Is Rhode Island a Welfare Draw? Part 1: Some Background
A spate of recent op-eds and news stories have challenged the idea that Rhode Island’s welfare policies create incentives for people from other states to move to Rhode Island in search of public assistance. Brian C. Jones of the Providence Phoenix has claimed the idea of Rhode Island as a welfare magnet is as credible as the idea of Bigfoot. Angel Tavares wrote in a February 18 Projo op-ed that it is “common sense” that “high housing costs and lack of job opportunities…would dissuade poor people from finding our state attractive”. And in Sunday’s Projo, Scott Mayerowitz quoted Rhode Island College Poverty Institute Executive Director Kate Brewster as saying that it is “common sense” that Rhode Island’s housing costs would keep people from moving here.
Part of the argument against Rhode Island as welfare magnet is that no one piece of silver-bullet evidence exists proving that it is so. Mayerowitz’s article goes into some detail on this subject…
While arguments rage on both sides of the issue, there is very little information to prove or disprove that there is a large influx of the poor because of Rhode Island’s welfare programs….The only RI data source that officially tracks information on out-of-state origins of welfare recipients is a survey administered to public assistance applicants by the state’s Department of Human Services, but that survey only covers only one of the state’s major poverty programs…
“While there is anecdotal evidence, there is no hard data,” acknowledges Carcieri’s spokesman, Jeff Neal.
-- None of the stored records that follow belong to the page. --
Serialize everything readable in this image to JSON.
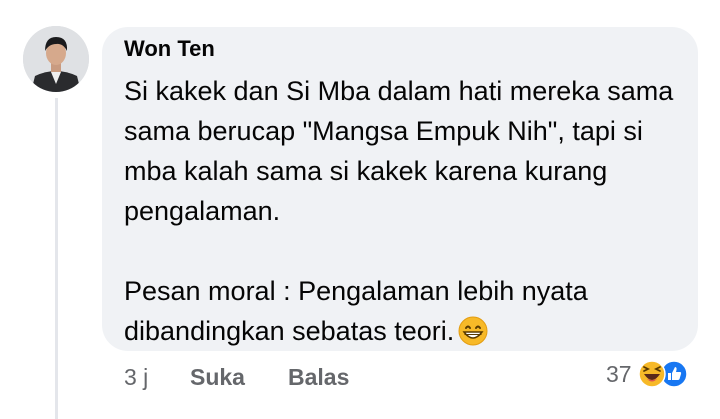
{
  "comment": {
    "author": "Won Ten",
    "body_lines": [
      "Si kakek dan Si Mba dalam hati mereka sama sama berucap \"Mangsa Empuk Nih\", tapi si mba kalah sama si kakek karena kurang pengalaman.",
      "Pesan moral : Pengalaman lebih nyata dibandingkan sebatas teori."
    ],
    "inline_emoji_icon": "grinning-face-icon",
    "time": "3 j",
    "like_label": "Suka",
    "reply_label": "Balas",
    "reaction_count": "37",
    "reaction_icons": [
      "haha-reaction-icon",
      "like-reaction-icon"
    ]
  },
  "colors": {
    "bubble": "#f0f2f5",
    "secondary_text": "#65676b",
    "like_blue": "#1877f2",
    "emoji_yellow": "#f7b928"
  }
}
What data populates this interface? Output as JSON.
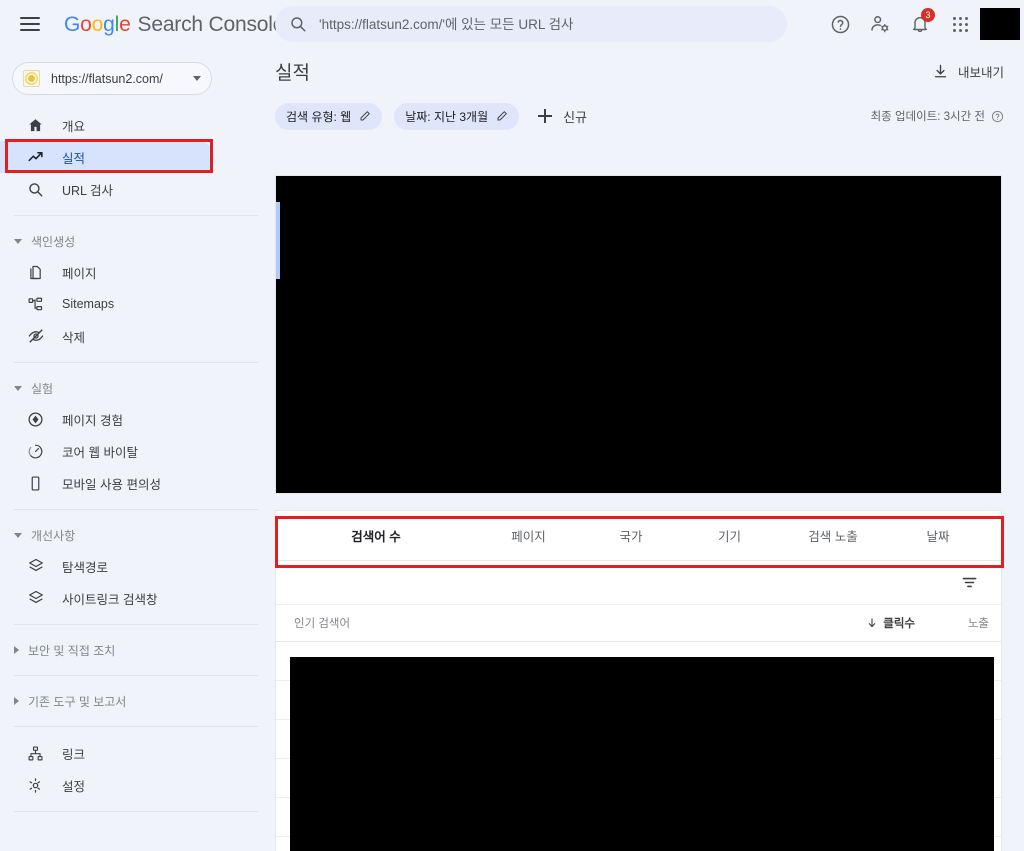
{
  "topbar": {
    "menu_icon": "hamburger-icon",
    "brand": {
      "g": "G",
      "o1": "o",
      "o2": "o",
      "gg": "g",
      "l": "l",
      "e": "e",
      "product": "Search Console"
    },
    "search": {
      "icon": "search-icon",
      "value": "'https://flatsun2.com/'에 있는 모든 URL 검사",
      "placeholder": "'https://flatsun2.com/'에 있는 모든 URL 검사"
    },
    "icons": [
      {
        "name": "help-icon",
        "label": "도움말"
      },
      {
        "name": "account-settings-icon",
        "label": "계정 설정"
      },
      {
        "name": "notifications-bell-icon",
        "label": "알림",
        "badge": "3"
      },
      {
        "name": "apps-grid-icon",
        "label": "Google 앱"
      }
    ],
    "avatar": "avatar-redacted"
  },
  "sidebar": {
    "property": {
      "favicon": "site-favicon-icon",
      "url": "https://flatsun2.com/",
      "caret": "chevron-down-icon"
    },
    "items": [
      {
        "label": "개요",
        "icon": "home-icon",
        "selected": false
      },
      {
        "label": "실적",
        "icon": "trending-up-icon",
        "selected": true
      },
      {
        "label": "URL 검사",
        "icon": "search-icon",
        "selected": false
      }
    ],
    "group_indexing": {
      "label": "색인생성",
      "expanded": true,
      "items": [
        {
          "label": "페이지",
          "icon": "pages-icon"
        },
        {
          "label": "Sitemaps",
          "icon": "sitemap-icon"
        },
        {
          "label": "삭제",
          "icon": "eye-off-icon"
        }
      ]
    },
    "group_experience": {
      "label": "실험",
      "expanded": true,
      "items": [
        {
          "label": "페이지 경험",
          "icon": "page-experience-icon"
        },
        {
          "label": "코어 웹 바이탈",
          "icon": "speedometer-icon"
        },
        {
          "label": "모바일 사용 편의성",
          "icon": "mobile-icon"
        }
      ]
    },
    "group_enhancements": {
      "label": "개선사항",
      "expanded": true,
      "items": [
        {
          "label": "탐색경로",
          "icon": "layers-icon"
        },
        {
          "label": "사이트링크 검색창",
          "icon": "layers-icon"
        }
      ]
    },
    "group_security": {
      "label": "보안 및 직접 조치",
      "expanded": false
    },
    "group_legacy": {
      "label": "기존 도구 및 보고서",
      "expanded": false
    },
    "footer_items": [
      {
        "label": "링크",
        "icon": "links-icon"
      },
      {
        "label": "설정",
        "icon": "gear-icon"
      }
    ]
  },
  "main": {
    "page_title": "실적",
    "export": {
      "label": "내보내기",
      "icon": "download-icon"
    },
    "filters": {
      "chips": [
        {
          "label": "검색 유형: 웹",
          "edit_icon": "pencil-icon"
        },
        {
          "label": "날짜: 지난 3개월",
          "edit_icon": "pencil-icon"
        }
      ],
      "new_filter": {
        "label": "신규",
        "icon": "plus-icon"
      },
      "last_update": {
        "text": "최종 업데이트: 3시간 전",
        "icon": "help-circle-icon"
      }
    },
    "chart": {
      "state": "redacted"
    },
    "tabs": [
      {
        "label": "검색어 수",
        "active": true
      },
      {
        "label": "페이지",
        "active": false
      },
      {
        "label": "국가",
        "active": false
      },
      {
        "label": "기기",
        "active": false
      },
      {
        "label": "검색 노출",
        "active": false
      },
      {
        "label": "날짜",
        "active": false
      }
    ],
    "table": {
      "filter_icon": "filter-list-icon",
      "columns": [
        {
          "label": "인기 검색어",
          "align": "left",
          "sorted": false
        },
        {
          "label": "클릭수",
          "align": "right",
          "sorted": true,
          "sort_icon": "arrow-down-icon"
        },
        {
          "label": "노출",
          "align": "right",
          "sorted": false
        }
      ],
      "rows_state": "redacted",
      "row_count": 5
    }
  },
  "highlights": [
    {
      "name": "sidebar-performance-highlight",
      "color": "#e02020"
    },
    {
      "name": "tabs-row-highlight",
      "color": "#e02020"
    }
  ]
}
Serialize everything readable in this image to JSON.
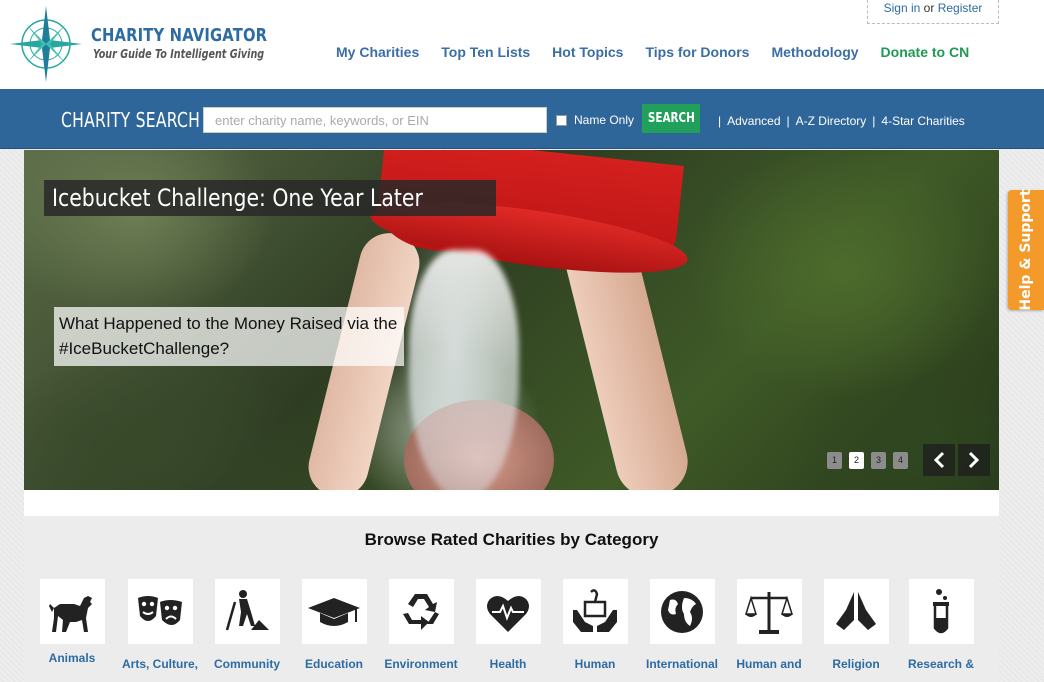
{
  "brand": {
    "title": "CHARITY NAVIGATOR",
    "tagline": "Your Guide To Intelligent Giving"
  },
  "account": {
    "signin": "Sign in",
    "or": "or",
    "register": "Register"
  },
  "topnav": {
    "items": [
      "My Charities",
      "Top Ten Lists",
      "Hot Topics",
      "Tips for Donors",
      "Methodology"
    ],
    "donate": "Donate to CN"
  },
  "search": {
    "label": "CHARITY SEARCH",
    "placeholder": "enter charity name, keywords, or EIN",
    "name_only": "Name Only",
    "button": "SEARCH",
    "links": [
      "Advanced",
      "A-Z Directory",
      "4-Star Charities"
    ]
  },
  "hero": {
    "title": "Icebucket Challenge: One Year Later",
    "caption": "What Happened to the Money Raised via the #IceBucketChallenge?",
    "slides": [
      "1",
      "2",
      "3",
      "4"
    ],
    "active_slide": 2
  },
  "help": {
    "label": "Help & Support"
  },
  "browse": {
    "title": "Browse Rated Charities by Category",
    "categories": [
      {
        "label": "Animals",
        "icon": "dog-icon"
      },
      {
        "label": "Arts, Culture,",
        "icon": "theater-masks-icon"
      },
      {
        "label": "Community",
        "icon": "worker-shovel-icon"
      },
      {
        "label": "Education",
        "icon": "graduation-cap-icon"
      },
      {
        "label": "Environment",
        "icon": "recycle-icon"
      },
      {
        "label": "Health",
        "icon": "heart-pulse-icon"
      },
      {
        "label": "Human",
        "icon": "hands-box-icon"
      },
      {
        "label": "International",
        "icon": "globe-icon"
      },
      {
        "label": "Human and",
        "icon": "scales-icon"
      },
      {
        "label": "Religion",
        "icon": "praying-hands-icon"
      },
      {
        "label": "Research &",
        "icon": "test-tube-icon"
      }
    ]
  },
  "colors": {
    "brand_blue": "#2f6699",
    "link_blue": "#3a6ea5",
    "donate_green": "#1f9a54",
    "search_green": "#20a05a",
    "help_orange": "#f39a2b"
  }
}
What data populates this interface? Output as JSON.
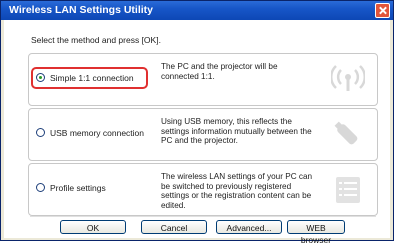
{
  "window": {
    "title": "Wireless LAN Settings Utility"
  },
  "prompt": "Select the method and press [OK].",
  "options": [
    {
      "label": "Simple 1:1 connection",
      "selected": true,
      "highlighted": true,
      "description": "The PC and the projector will be connected 1:1.",
      "icon": "wireless-signal-icon"
    },
    {
      "label": "USB memory connection",
      "selected": false,
      "highlighted": false,
      "description": "Using USB memory, this reflects the settings information mutually between the PC and the projector.",
      "icon": "usb-memory-icon"
    },
    {
      "label": "Profile settings",
      "selected": false,
      "highlighted": false,
      "description": "The wireless LAN settings of your PC can be switched to previously registered settings or the registration content can be edited.",
      "icon": "profile-list-icon"
    }
  ],
  "buttons": {
    "ok": "OK",
    "cancel": "Cancel",
    "advanced": "Advanced...",
    "web_browser": "WEB browser"
  },
  "colors": {
    "title_bar": "#1756c8",
    "highlight_border": "#e03030",
    "icon_gray": "#d8d8d8",
    "radio_dot": "#2a9a2a"
  }
}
Applicants are asked if they have lived out of state in the last 90 days and, if so, where. Gary Alexander, acting director of the state Department of Human Services, said he doesn’t have enough staff to verify whether the applicants are telling the truth. So Alexander said he is skeptical about the limited data collected. The state does not ask similar questions on applications for subsidized child-care or for RIte Care.Other critics of the survey’s reliability have pointed out that there are incentives for applicants not to answer DHS questions honestly, as current eligibility rules require the rejection of applicants who have spent five years on public assistance in other states.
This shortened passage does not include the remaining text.